Before the coronavirus pandemic, the Rep announced plans to start a tradition this year with annual productions of a new adaptation.

Such performances form a reliable holiday tradition for many people.

The pandemic makes it impossible to hold them safely this year. Yet, some St. Louis organizations are finding ways to tailor Dickens’ story for these times and bring it to the public in a safe way.

St. Louis Shakespeare Festival and Painted Black STL translated the tale of Ebenezer Scrooge, a miser who hates Christmas but is persuaded to change his ways, to a series of storefront art installations. Metro Theater Company produced a socially distanced reading of the book for a web stream.
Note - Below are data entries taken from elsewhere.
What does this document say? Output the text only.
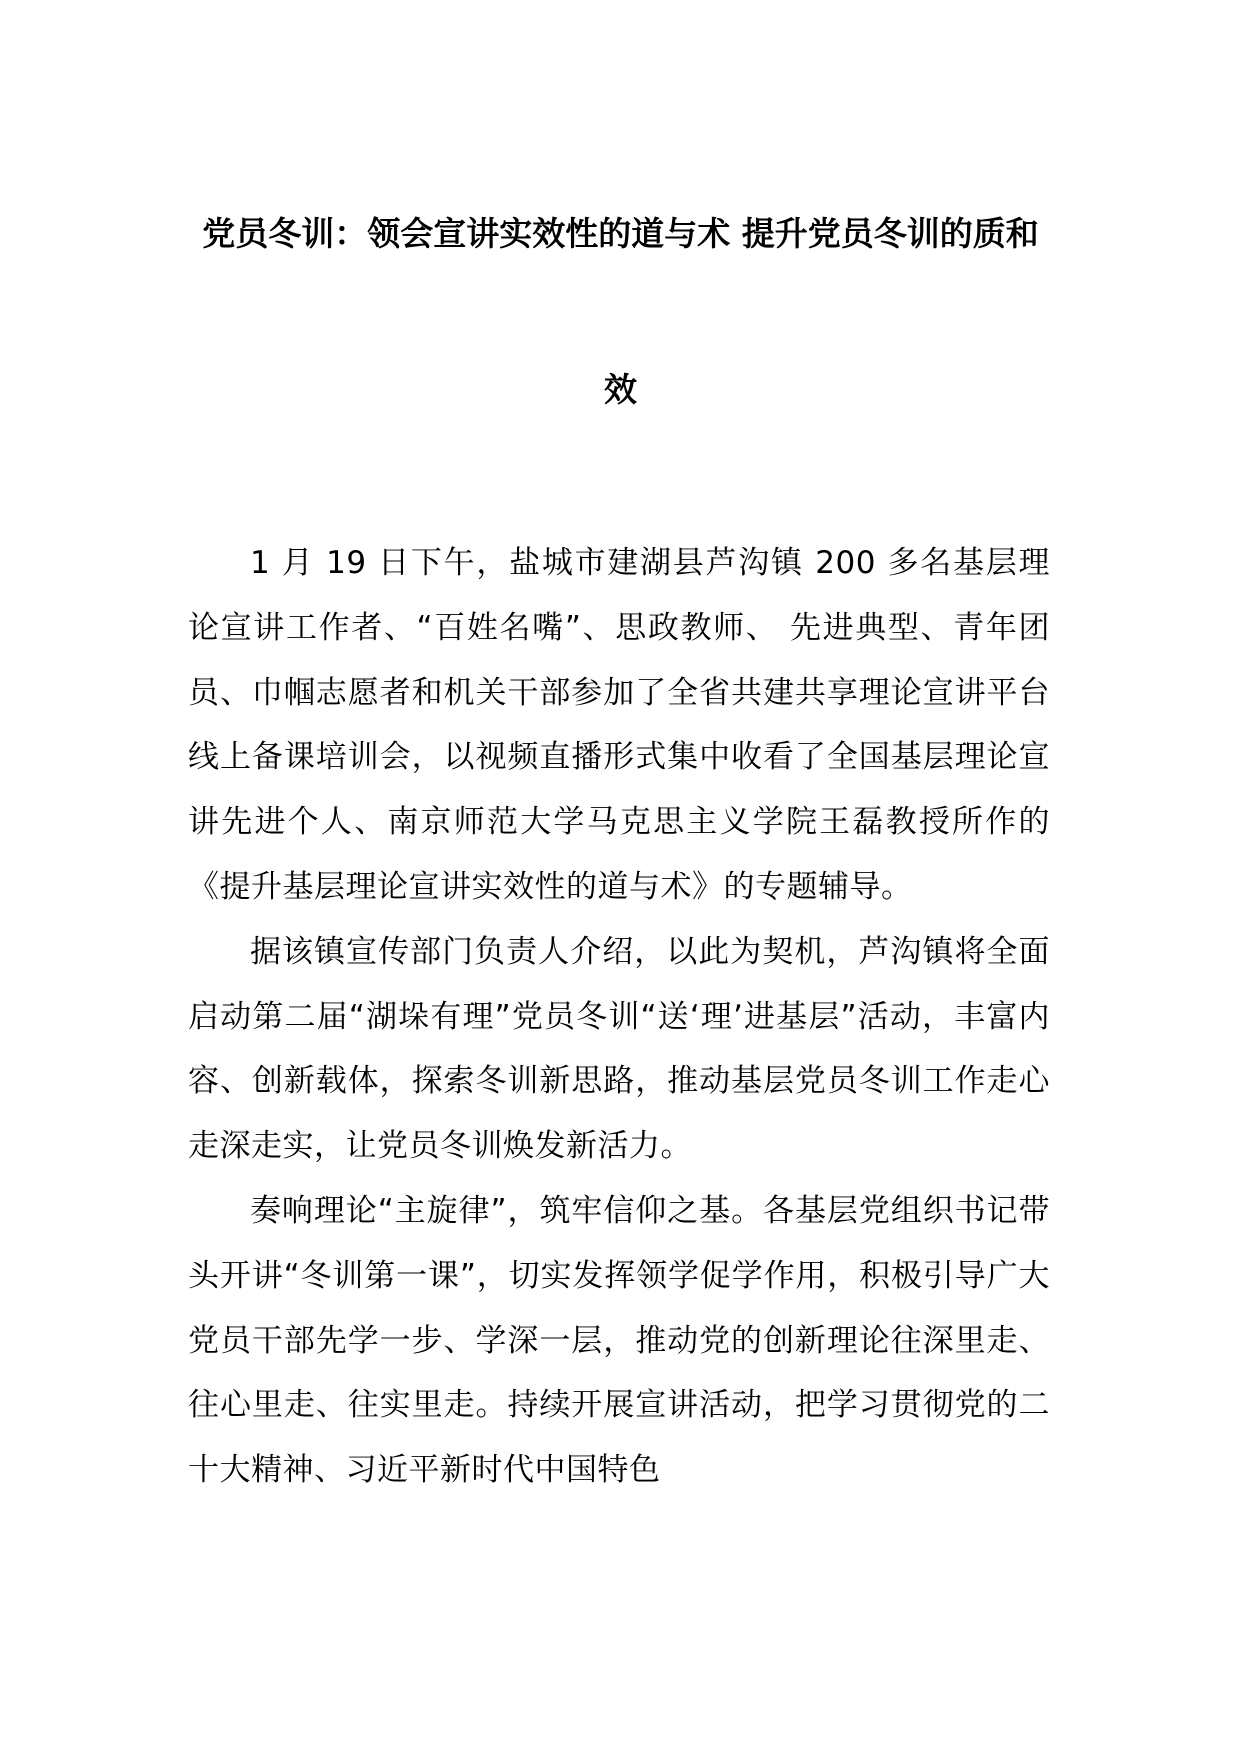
党员冬训：领会宣讲实效性的道与术 提升党员冬训的质和
效

1 月 19 日下午，盐城市建湖县芦沟镇 200 多名基层理论宣讲工作者、“百姓名嘴”、思政教师、 先进典型、青年团员、巾帼志愿者和机关干部参加了全省共建共享理论宣讲平台线上备课培训会，以视频直播形式集中收看了全国基层理论宣讲先进个人、南京师范大学马克思主义学院王磊教授所作的《提升基层理论宣讲实效性的道与术》的专题辅导。

据该镇宣传部门负责人介绍，以此为契机，芦沟镇将全面启动第二届“湖垛有理”党员冬训“送‘理’进基层”活动，丰富内容、创新载体，探索冬训新思路，推动基层党员冬训工作走心走深走实，让党员冬训焕发新活力。

奏响理论“主旋律”，筑牢信仰之基。各基层党组织书记带头开讲“冬训第一课”，切实发挥领学促学作用，积极引导广大党员干部先学一步、学深一层，推动党的创新理论往深里走、往心里走、往实里走。持续开展宣讲活动，把学习贯彻党的二十大精神、习近平新时代中国特色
There’s no grand spectacle onstage at the Fox this year, but the public may attend a behind-the-scenes tour of the theater populated by characters from the story, who dramatize a loose version of it.

In the process, some say they are helping to fill a community need that’s larger than just the hole in a theater’s season schedule.

“So many of the traditions, the shows, the gatherings, the celebrations that make this time of year special aren’t going to be possible this year,” said Tom Ridgely, producing artistic director of St. Louis Shakespeare Festival. “We wanted to have this sense of ritual that, even though you wouldn’t be able to do this the way you normally would — at the Fox or wherever you’d usually see ‘A Christmas Carol’ — that there would be a way to honor the tradition.”

The festival’s collaboration with Painted Black STL yielded 22 storefront art installations in the Central West End neighborhood of St. Louis. They reimagine the story, largely from the perspective of Black artists and other artists of color.